Nähe zur unbezahlten Arbeit

Auffällig bei Berufen mit hohem Frauenanteil sei die Nähe der Tätigkeiten zur unbezahlten Arbeit, sagte die Ökonomin Katharina Mader von der Wirtschaftsuniversität Wien im ORF.at-Interview. Das betrifft den Pflegebereich, die Reinigungsbranche, teilweise aber auch die Kindererziehung. „Man schätzt diese Arbeit im unbezahlten, eigenen Haushalt nicht wert und deshalb auch nicht auf dem Arbeitsmarkt. Man unterstellt, dass es kaum beziehungsweise keine Ausbildung braucht, um diese Tätigkeiten auszuführen – weil die Frauen können es ja auch daheim“, so Mader.

Die MINT-Fächer und ihre Grenzen

Als Reaktion auf den weiterhin bestehenden Gender Pay Gap wurde in Österreich versucht, Mädchen und Frauen für technische Berufe und die MINT-Fächer (Mathematik, Informatik, Naturwissenschaft und Technik) zu begeistern. Ökonomin Mader sieht entsprechende Initiativen positiv, hat aber einen großen Kritikpunkt: Der Fokus werde zu sehr auf die einzelne Frau gelenkt – und weg von der Frage, warum Berufe aus dem MINT-Bereich offenbar höher bewertet werden als Jobs etwa aus dem Sozial- und Betreuungssektor.

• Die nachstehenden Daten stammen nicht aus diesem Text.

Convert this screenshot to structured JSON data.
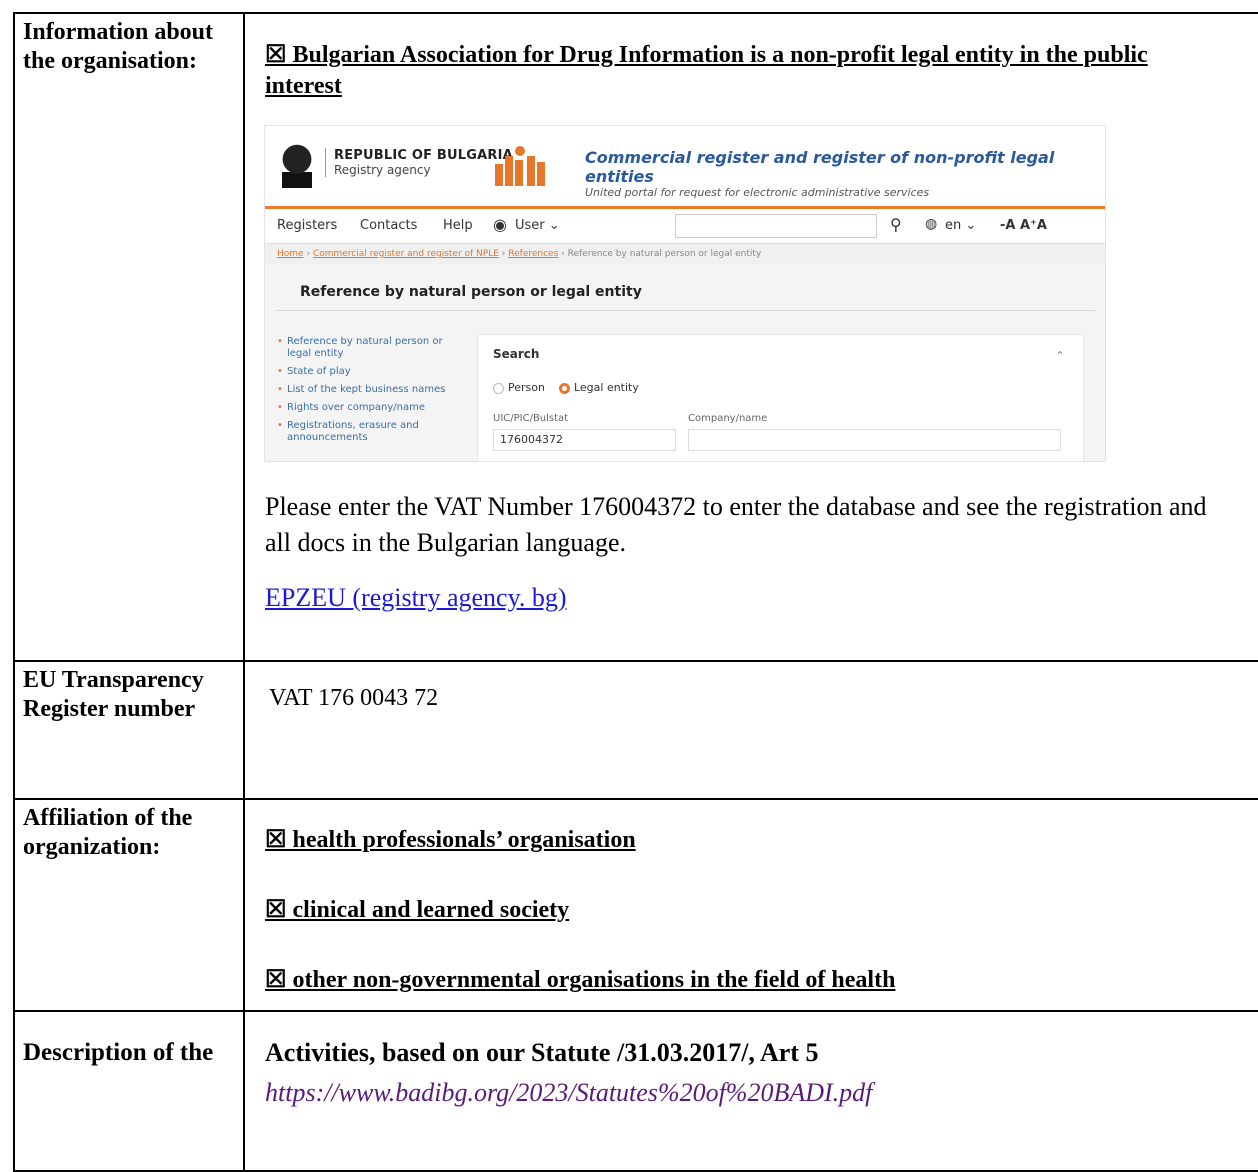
{
  "rows": {
    "info": {
      "label": "Information about the organisation:",
      "checkbox_line": "☒ Bulgarian Association for Drug Information is a non-profit legal entity in the public interest",
      "screenshot": {
        "agency_title": "REPUBLIC OF BULGARIA",
        "agency_sub": "Registry agency",
        "portal_title": "Commercial register and register of non-profit legal entities",
        "portal_sub": "United portal for request for electronic administrative services",
        "nav": {
          "registers": "Registers",
          "contacts": "Contacts",
          "help": "Help",
          "user": "User ⌄",
          "lang": "en ⌄",
          "font_sizes": "-A A⁺A"
        },
        "breadcrumb": {
          "home": "Home",
          "registers": "Commercial register and register of NPLE",
          "references": "References",
          "current": "Reference by natural person or legal entity"
        },
        "page_heading": "Reference by natural person or legal entity",
        "side_menu": [
          "Reference by natural person or legal entity",
          "State of play",
          "List of the kept business names",
          "Rights over company/name",
          "Registrations, erasure and announcements"
        ],
        "search": {
          "title": "Search",
          "radio_person": "Person",
          "radio_legal": "Legal entity",
          "uic_label": "UIC/PIC/Bulstat",
          "uic_value": "176004372",
          "company_label": "Company/name",
          "company_value": ""
        }
      },
      "instruction": "Please enter the VAT Number 176004372 to enter the database and see the registration and all docs in the Bulgarian language.",
      "link": "EPZEU (registry agency. bg)"
    },
    "eu": {
      "label": "EU Transparency Register number",
      "value": "VAT 176 0043 72"
    },
    "affiliation": {
      "label": "Affiliation of the organization:",
      "items": [
        "☒ health professionals’ organisation",
        "☒ clinical and learned society",
        "☒ other non-governmental organisations in the field of health"
      ]
    },
    "description": {
      "label": "Description of the",
      "activities": "Activities,  based on our Statute /31.03.2017/, Art 5",
      "statute_link": "https://www.badibg.org/2023/Statutes%20of%20BADI.pdf"
    }
  }
}
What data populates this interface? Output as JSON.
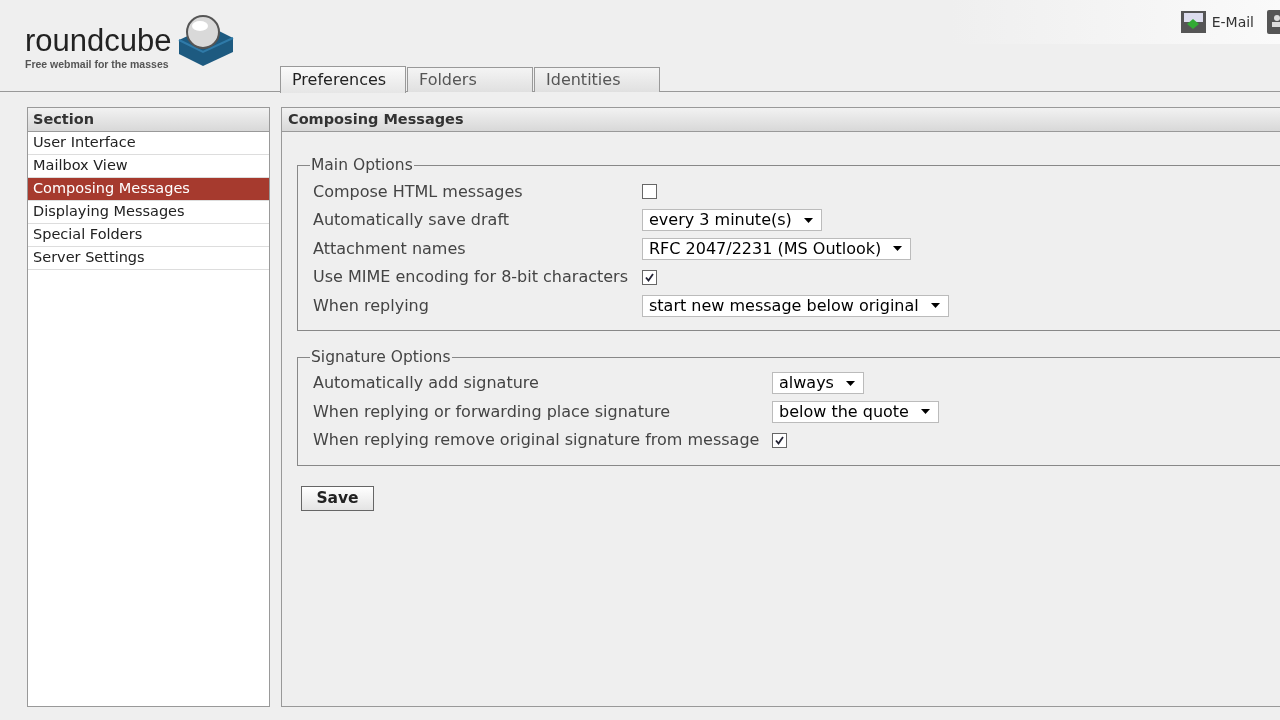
{
  "logo": {
    "name": "roundcube",
    "tagline": "Free webmail for the masses"
  },
  "toolbar": [
    {
      "kind": "email",
      "label": "E-Mail"
    },
    {
      "kind": "addressbook"
    }
  ],
  "tabs": [
    {
      "label": "Preferences",
      "selected": true
    },
    {
      "label": "Folders",
      "selected": false
    },
    {
      "label": "Identities",
      "selected": false
    }
  ],
  "sidebar": {
    "title": "Section",
    "items": [
      {
        "label": "User Interface",
        "selected": false
      },
      {
        "label": "Mailbox View",
        "selected": false
      },
      {
        "label": "Composing Messages",
        "selected": true
      },
      {
        "label": "Displaying Messages",
        "selected": false
      },
      {
        "label": "Special Folders",
        "selected": false
      },
      {
        "label": "Server Settings",
        "selected": false
      }
    ]
  },
  "panel": {
    "title": "Composing Messages",
    "fieldsets": [
      {
        "legend": "Main Options",
        "rows": [
          {
            "kind": "checkbox",
            "label": "Compose HTML messages",
            "checked": false
          },
          {
            "kind": "select",
            "label": "Automatically save draft",
            "value": "every 3 minute(s)"
          },
          {
            "kind": "select",
            "label": "Attachment names",
            "value": "RFC 2047/2231 (MS Outlook)"
          },
          {
            "kind": "checkbox",
            "label": "Use MIME encoding for 8-bit characters",
            "checked": true
          },
          {
            "kind": "select",
            "label": "When replying",
            "value": "start new message below original"
          }
        ]
      },
      {
        "legend": "Signature Options",
        "rows": [
          {
            "kind": "select",
            "label": "Automatically add signature",
            "value": "always"
          },
          {
            "kind": "select",
            "label": "When replying or forwarding place signature",
            "value": "below the quote"
          },
          {
            "kind": "checkbox",
            "label": "When replying remove original signature from message",
            "checked": true
          }
        ]
      }
    ],
    "save": "Save"
  }
}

Pflegerin mit zwei Pflegebedürftigen
APA/dpa/Peter Kneffel
In Betreuungsberufen wie der Altenpflege ist der Frauenanteil besonders hoch

Köppl-Turyna hält die Versuche, mehr Frauen Technik und Naturwissenschaft schmackhaft zu machen, für „begrüßenswert“. In den vergangenen Jahren hätte es durchaus Erfolge in diesem Bereich gegeben, nun aber scheine man an eine „natürliche Grenze“ gestoßen zu sein. Besonders deutlich offenbart sich diese Grenze laut der Ökonomin in der Mathematik und, damit verbunden, in der Informatik und dem Ingenieurswesen.

In der Volksschule liegen Mädchen und Buben in Mathematik noch gleichauf, so das Ergebnis einer internationalen Studie, doch bereits auf der sekundären Bildungsstufe geht die Kluft zwischen den Geschlechtern deutlich auseinander. Warum das so ist? „Es gibt Beweise, dass Frauenrollen hier eine große Rolle spielen“, sagte Köppl-Turyna. „Wenn Mädchen eine Mathematiklehrerin haben, dann sind sie mehr für Mathematik begeistert.“ Und Studien zeigten, „dass Frauen weniger kompetitiv sind als Männer“. Lasse man die Wettbewerbskomponente bei Mathematiktests weg, schneiden Mädchen laut der Wissenschaftlerin genauso gut wie Burschen ab. „Man kann versuchen, das zu steuern“, so Köppl-Turyna.